• prespiteryen'ler piskoposluğu reddeden ihtiyar meclisince yönetilen kalvinist sistem protestanların bulunduğu reforme kilisesine bağlı insanlara verilen isimdir.
  • protestanlığın demokratik kurallara göre örgütlenmiş kolu.
  • pam beesly’nin de mensubu olduğu hristiyan kilisesi.
  • sonradan hristiyan olan türkiye hristiyanlarının çoğunluğunun mensubu olduğu kilise görüşü, en yaygın popülasyon sanırım kadıköy'dedir.
  • kilise yönetimlerinin, sadece papazlardan oluşan ve belli bir hiyerarşik yapıda olan piskoposluklar yerine, dini bilgiye vakıf ihtiyar heyetleri tarafından icra edildiği ve başlangıçta kalvinizmin iskoçya'da yayılmış bir kolu olarak karşımıza çıkan presbiteryen cemaatleri, bir asır içerisinde, montana, wyoming, colorado gibi orta batı abd eyaletlerinin bazı bölgelerinde kökleşmiş hale gelmiştir.

    insanları ve inancı papalık ve hiyerarşik dinî idarelerin güdümünden kurtarmayı amaç edinen kalvinist yapılanmalar açısından kiliseler, hıristiyanlığın sadece incil'e dayalı olması gerektiği düşüncesi çerçevesinde imanın yayılması açısından birer araç konumundadır. ilginç bir şekilde son dönemde ülkemizdeki büyük şehirlerde görülen misyonerlik faaliyetlerinin de yine presbiteryen kiliseleri çerçevesinde icra edildiği görülmektedir.

    presbiteryenler:
    1- kiliselerinde haç dışında, heykel ve resim bulundurmaktan kaçınırlar.

    2- ekmek şarap ayini (communion) ve vaftiz olmak üzere sadece iki sakramenti benimserler.

    3- kutsal ruh olgusuna ve imana çok fazla vurgu yaparlar.

    4-insanın kaderinin önceden tanrı tarafından belirlenmiş olduğuna, kimin iyi kimin kötü olacağına tanrının önceden karar verdiğine, yani insanların iyi yolu seçtikleri takdirde kurtuluşa ereceklerine değil, iyi yolu seçip kurtuluşa erenlerin zaten önceden tanrı tarafından seçildiklerine inanırlar. bu bağlamda ayrıca, insanların zengin veya fakir olmasının, ezen veya ezilen olmasının, yaradılışının vb. tanrının takdiriyle belirlendiğini ve bu nedenle de sürekli olarak tanrının merhametine sığınmak gerektiğini söylerler.

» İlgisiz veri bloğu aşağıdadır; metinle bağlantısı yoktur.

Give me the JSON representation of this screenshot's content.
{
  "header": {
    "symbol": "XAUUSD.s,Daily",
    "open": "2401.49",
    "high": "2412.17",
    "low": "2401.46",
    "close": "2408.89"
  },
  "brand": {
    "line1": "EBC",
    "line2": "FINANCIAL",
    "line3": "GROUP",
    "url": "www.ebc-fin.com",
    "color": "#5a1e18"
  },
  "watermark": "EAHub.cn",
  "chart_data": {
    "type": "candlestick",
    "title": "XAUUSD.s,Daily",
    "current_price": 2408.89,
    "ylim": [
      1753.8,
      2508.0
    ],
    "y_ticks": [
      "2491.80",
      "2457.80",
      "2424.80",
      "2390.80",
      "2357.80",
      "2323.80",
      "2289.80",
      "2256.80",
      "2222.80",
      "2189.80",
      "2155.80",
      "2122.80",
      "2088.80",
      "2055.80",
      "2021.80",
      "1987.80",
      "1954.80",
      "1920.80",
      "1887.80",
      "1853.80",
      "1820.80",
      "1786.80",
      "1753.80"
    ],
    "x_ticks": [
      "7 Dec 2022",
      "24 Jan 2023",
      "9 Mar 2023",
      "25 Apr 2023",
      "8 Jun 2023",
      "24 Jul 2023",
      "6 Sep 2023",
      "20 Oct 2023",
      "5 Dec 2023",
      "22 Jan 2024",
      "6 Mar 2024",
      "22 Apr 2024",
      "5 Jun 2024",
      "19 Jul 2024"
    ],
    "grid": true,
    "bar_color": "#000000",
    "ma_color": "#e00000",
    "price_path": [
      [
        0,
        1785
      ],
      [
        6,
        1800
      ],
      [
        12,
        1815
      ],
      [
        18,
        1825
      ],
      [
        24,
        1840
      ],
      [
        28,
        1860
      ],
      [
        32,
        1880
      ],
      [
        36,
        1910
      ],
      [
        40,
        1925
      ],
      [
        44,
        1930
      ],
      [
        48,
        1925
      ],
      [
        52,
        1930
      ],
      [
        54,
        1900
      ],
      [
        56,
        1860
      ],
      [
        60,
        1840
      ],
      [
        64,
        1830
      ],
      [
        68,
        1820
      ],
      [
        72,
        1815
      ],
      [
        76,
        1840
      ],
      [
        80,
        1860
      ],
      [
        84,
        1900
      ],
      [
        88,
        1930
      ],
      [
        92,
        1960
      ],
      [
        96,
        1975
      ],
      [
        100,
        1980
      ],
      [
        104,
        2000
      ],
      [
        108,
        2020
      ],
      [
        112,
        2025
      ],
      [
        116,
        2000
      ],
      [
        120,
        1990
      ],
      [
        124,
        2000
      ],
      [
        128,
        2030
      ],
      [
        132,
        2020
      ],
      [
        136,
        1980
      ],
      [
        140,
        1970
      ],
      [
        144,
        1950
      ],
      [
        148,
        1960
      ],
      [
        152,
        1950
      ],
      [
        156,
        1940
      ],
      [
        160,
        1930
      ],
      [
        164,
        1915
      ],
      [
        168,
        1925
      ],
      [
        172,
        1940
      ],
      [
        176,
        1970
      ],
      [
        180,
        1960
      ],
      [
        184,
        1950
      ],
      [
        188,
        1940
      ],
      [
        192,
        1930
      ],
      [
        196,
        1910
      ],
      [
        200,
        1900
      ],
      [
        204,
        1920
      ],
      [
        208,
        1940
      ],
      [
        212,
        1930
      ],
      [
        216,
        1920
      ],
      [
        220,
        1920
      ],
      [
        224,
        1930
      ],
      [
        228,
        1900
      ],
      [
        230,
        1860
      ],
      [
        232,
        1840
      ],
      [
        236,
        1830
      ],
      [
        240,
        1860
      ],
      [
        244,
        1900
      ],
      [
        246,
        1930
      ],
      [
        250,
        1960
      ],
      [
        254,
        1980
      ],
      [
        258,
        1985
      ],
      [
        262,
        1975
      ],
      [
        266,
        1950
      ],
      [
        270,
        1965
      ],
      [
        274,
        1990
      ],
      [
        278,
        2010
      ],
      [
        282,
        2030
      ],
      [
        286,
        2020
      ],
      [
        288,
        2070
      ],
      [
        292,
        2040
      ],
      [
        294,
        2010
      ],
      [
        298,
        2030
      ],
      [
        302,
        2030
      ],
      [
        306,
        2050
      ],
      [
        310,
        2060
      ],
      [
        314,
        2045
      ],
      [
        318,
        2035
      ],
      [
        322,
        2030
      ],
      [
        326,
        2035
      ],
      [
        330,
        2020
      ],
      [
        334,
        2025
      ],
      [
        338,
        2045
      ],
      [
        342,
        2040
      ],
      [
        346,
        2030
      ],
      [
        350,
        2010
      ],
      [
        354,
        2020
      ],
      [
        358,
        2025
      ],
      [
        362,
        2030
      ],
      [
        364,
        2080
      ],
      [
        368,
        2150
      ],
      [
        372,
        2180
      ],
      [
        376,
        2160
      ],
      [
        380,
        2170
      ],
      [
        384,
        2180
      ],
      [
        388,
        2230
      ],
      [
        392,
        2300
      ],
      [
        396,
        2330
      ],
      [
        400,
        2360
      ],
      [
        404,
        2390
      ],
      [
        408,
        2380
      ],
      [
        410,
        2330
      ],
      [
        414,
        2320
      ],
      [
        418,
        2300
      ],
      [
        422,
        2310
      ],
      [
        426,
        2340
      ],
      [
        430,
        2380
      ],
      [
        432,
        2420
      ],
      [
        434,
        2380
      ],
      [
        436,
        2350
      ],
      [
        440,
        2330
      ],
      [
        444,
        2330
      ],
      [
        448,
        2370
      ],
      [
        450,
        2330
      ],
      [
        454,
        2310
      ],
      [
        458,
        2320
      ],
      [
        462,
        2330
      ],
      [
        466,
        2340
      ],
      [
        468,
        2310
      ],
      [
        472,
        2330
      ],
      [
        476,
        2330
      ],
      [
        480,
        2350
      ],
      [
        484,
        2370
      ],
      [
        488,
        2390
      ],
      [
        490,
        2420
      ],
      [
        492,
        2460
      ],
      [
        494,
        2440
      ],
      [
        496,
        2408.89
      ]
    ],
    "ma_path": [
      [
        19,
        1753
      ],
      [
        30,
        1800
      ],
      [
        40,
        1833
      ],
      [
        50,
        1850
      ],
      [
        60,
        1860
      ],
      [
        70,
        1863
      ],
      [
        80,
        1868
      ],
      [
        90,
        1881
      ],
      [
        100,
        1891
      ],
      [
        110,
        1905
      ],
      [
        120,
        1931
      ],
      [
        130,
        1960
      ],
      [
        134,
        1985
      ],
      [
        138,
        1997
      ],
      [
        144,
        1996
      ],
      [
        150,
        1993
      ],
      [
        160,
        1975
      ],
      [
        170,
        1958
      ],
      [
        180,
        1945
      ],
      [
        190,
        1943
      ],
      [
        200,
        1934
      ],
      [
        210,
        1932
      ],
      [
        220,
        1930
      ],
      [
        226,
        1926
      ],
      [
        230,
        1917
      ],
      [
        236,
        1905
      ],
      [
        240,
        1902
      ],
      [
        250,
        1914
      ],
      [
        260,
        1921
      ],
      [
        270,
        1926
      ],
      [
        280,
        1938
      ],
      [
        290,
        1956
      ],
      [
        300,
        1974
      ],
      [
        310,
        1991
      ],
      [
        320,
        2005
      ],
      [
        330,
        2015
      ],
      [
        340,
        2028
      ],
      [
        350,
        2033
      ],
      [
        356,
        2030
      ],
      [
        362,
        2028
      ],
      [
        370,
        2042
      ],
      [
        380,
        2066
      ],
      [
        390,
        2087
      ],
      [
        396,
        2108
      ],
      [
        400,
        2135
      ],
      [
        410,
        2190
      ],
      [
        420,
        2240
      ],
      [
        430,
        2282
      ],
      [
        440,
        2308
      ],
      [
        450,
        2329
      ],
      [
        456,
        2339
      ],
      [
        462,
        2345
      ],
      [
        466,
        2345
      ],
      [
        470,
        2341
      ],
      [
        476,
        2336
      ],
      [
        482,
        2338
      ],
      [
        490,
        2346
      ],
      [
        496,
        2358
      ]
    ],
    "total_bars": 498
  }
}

    yani onlara göre insanlar eşit yaratılmamıştır çünkü tanrı bunu böyle uygun görmüştür; burjuvalar, zengin insanlar, çalışkan veya yetenekli yaratıldıkları için zengindir. yani toplumun düzenini tanrı belirlemiştir diyerek çok çalıştığı halde sömürülen ve dünyanın zenginlikten payını alamayan insanlara kaderlerine razı gelmelerini öğütlemektedir. bu bağlamda, her ne kadar ortaçağdaki bağnazlığa karşı çıksa da, aristokrasinin hizmetindeki katolikliğin köylülere dayattığı kaderine razı gelme anlayışı, presbiteryenlik gibi kalvinist mezhepler tarafından bu defa işçilere öğütlenmektedir.

    bu şekilde, dinin hakim egemen sınıfın çıkarlarına nasıl hizmet ettiği yine tüm çıplaklığı ile görülebilmektedir.